Ownership costs are elevated versus national norms (home values are in a high national percentile and value-to-income ratios rank near the top of U.S. neighborhoods), which typically sustains reliance on rental housing and supports pricing power for well-positioned communities. The building stock locally skews older on average (mid-1950s), so a 1973 vintage can compete well against pre-1960 assets while still warranting selective modernization to meet current renter expectations.

Industry research & expert perspectives - free access for everyone.
AVM
Safety & Crime Trends

Safety indicators compare favorably. The neighborhood’s crime rank is low relative to 997 metro neighborhoods, aligning with above-metro safety. Nationally, overall safety sits around the upper quartiles, and violent offense measures are especially strong, landing in a very high national percentile with an improving year-over-year trend. Property offense metrics also track better than average nationwide.

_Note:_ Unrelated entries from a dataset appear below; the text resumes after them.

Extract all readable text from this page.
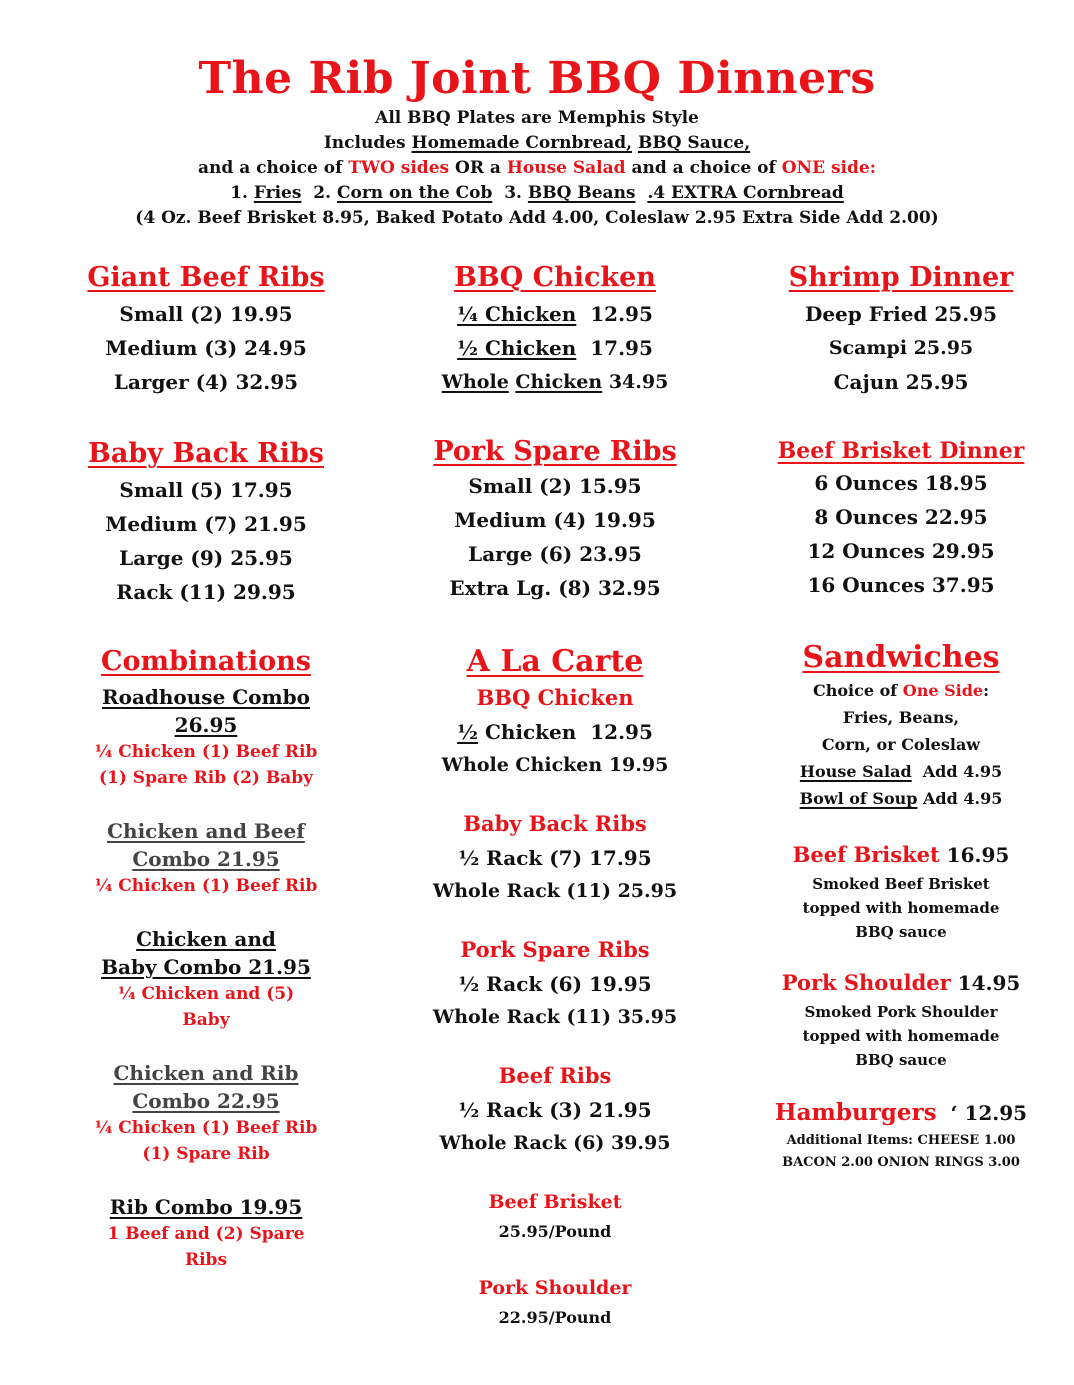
The Rib Joint BBQ Dinners
All BBQ Plates are Memphis Style
Includes Homemade Cornbread, BBQ Sauce,
and a choice of TWO sides OR a House Salad and a choice of ONE side:
1. Fries  2. Corn on the Cob  3. BBQ Beans .4 EXTRA Cornbread
(4 Oz. Beef Brisket 8.95, Baked Potato Add 4.00, Coleslaw 2.95 Extra Side Add 2.00)
Giant Beef Ribs
Small (2) 19.95
Medium (3) 24.95
Larger (4) 32.95
Baby Back Ribs
Small (5) 17.95
Medium (7) 21.95
Large (9) 25.95
Rack (11) 29.95
Combinations
Roadhouse Combo
26.95
¼ Chicken (1) Beef Rib
(1) Spare Rib (2) Baby
Chicken and Beef
Combo 21.95
¼ Chicken (1) Beef Rib
Chicken and
Baby Combo 21.95
¼ Chicken and (5)
Baby
Chicken and Rib
Combo 22.95
¼ Chicken (1) Beef Rib
(1) Spare Rib
Rib Combo 19.95
1 Beef and (2) Spare
Ribs
BBQ Chicken
¼ Chicken  12.95
½ Chicken  17.95
Whole Chicken 34.95
Pork Spare Ribs
Small (2) 15.95
Medium (4) 19.95
Large (6) 23.95
Extra Lg. (8) 32.95
A La Carte
BBQ Chicken
½ Chicken  12.95
Whole Chicken 19.95
Baby Back Ribs
½ Rack (7) 17.95
Whole Rack (11) 25.95
Pork Spare Ribs
½ Rack (6) 19.95
Whole Rack (11) 35.95
Beef Ribs
½ Rack (3) 21.95
Whole Rack (6) 39.95
Beef Brisket
25.95/Pound
Pork Shoulder
22.95/Pound
Shrimp Dinner
Deep Fried 25.95
Scampi 25.95
Cajun 25.95
Beef Brisket Dinner
6 Ounces 18.95
8 Ounces 22.95
12 Ounces 29.95
16 Ounces 37.95
Sandwiches
Choice of One Side:
Fries, Beans,
Corn, or Coleslaw
House Salad  Add 4.95
Bowl of Soup Add 4.95
Beef Brisket 16.95
Smoked Beef Brisket
topped with homemade
BBQ sauce
Pork Shoulder 14.95
Smoked Pork Shoulder
topped with homemade
BBQ sauce
Hamburgers  ‘ 12.95
Additional Items: CHEESE 1.00
BACON 2.00 ONION RINGS 3.00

As always, conditions vary by block and over time; investors should focus on sustained trends and property-level security practices rather than isolated snapshots.

Proximity to Major Employers

Nearby employers span energy infrastructure, food manufacturing, healthcare distribution, and environmental services, supporting a diverse commuter base that can reinforce renter demand and retention for workforce-oriented properties.

  • Kinder Morgan — energy infrastructure (9.98 miles)
  • General Mills — food manufacturing (14.32 miles)
  • General Mills — food manufacturing (19.50 miles)
  • Mckesson Medical Surgical — healthcare distribution (28.11 miles)
  • Waste Management — environmental services (28.39 miles)
Why invest?

950 Pine Ave offers investors exposure to a renter-heavy neighborhood with strong amenity access and supportive long-term demographics. According to CRE market data from WDSuite, the area’s high share of renter-occupied units and elevated ownership costs point to durable multifamily demand, while the 3-mile radius shows population and household growth that can expand the tenant base. The 1973 vintage is newer than much of the surrounding stock, positioning the asset to compete against older properties, though targeted upgrades may be prudent to capture premium rents and stabilize occupancy.

Risks include softer neighborhood occupancy trends and limited park access, making asset quality, operations, and marketing critical to performance. With diversified nearby employment and safety metrics that compare favorably at the metro and national levels, the submarket fundamentals support a steady, income-focused hold with selective value-add potential.

  • Renter-heavy neighborhood and elevated ownership costs reinforce depth of demand and potential pricing power.
  • Demographic growth within a 3-mile radius supports a larger tenant base and occupancy stability over time.
  • 1973 vintage competes well versus older local stock; targeted renovations can enhance leasing and rents.
  • Favorable safety comparisons and proximity to diverse employers aid retention and leasing consistency.
  • Risk: neighborhood occupancy has trended softer; performance depends on execution and asset positioning.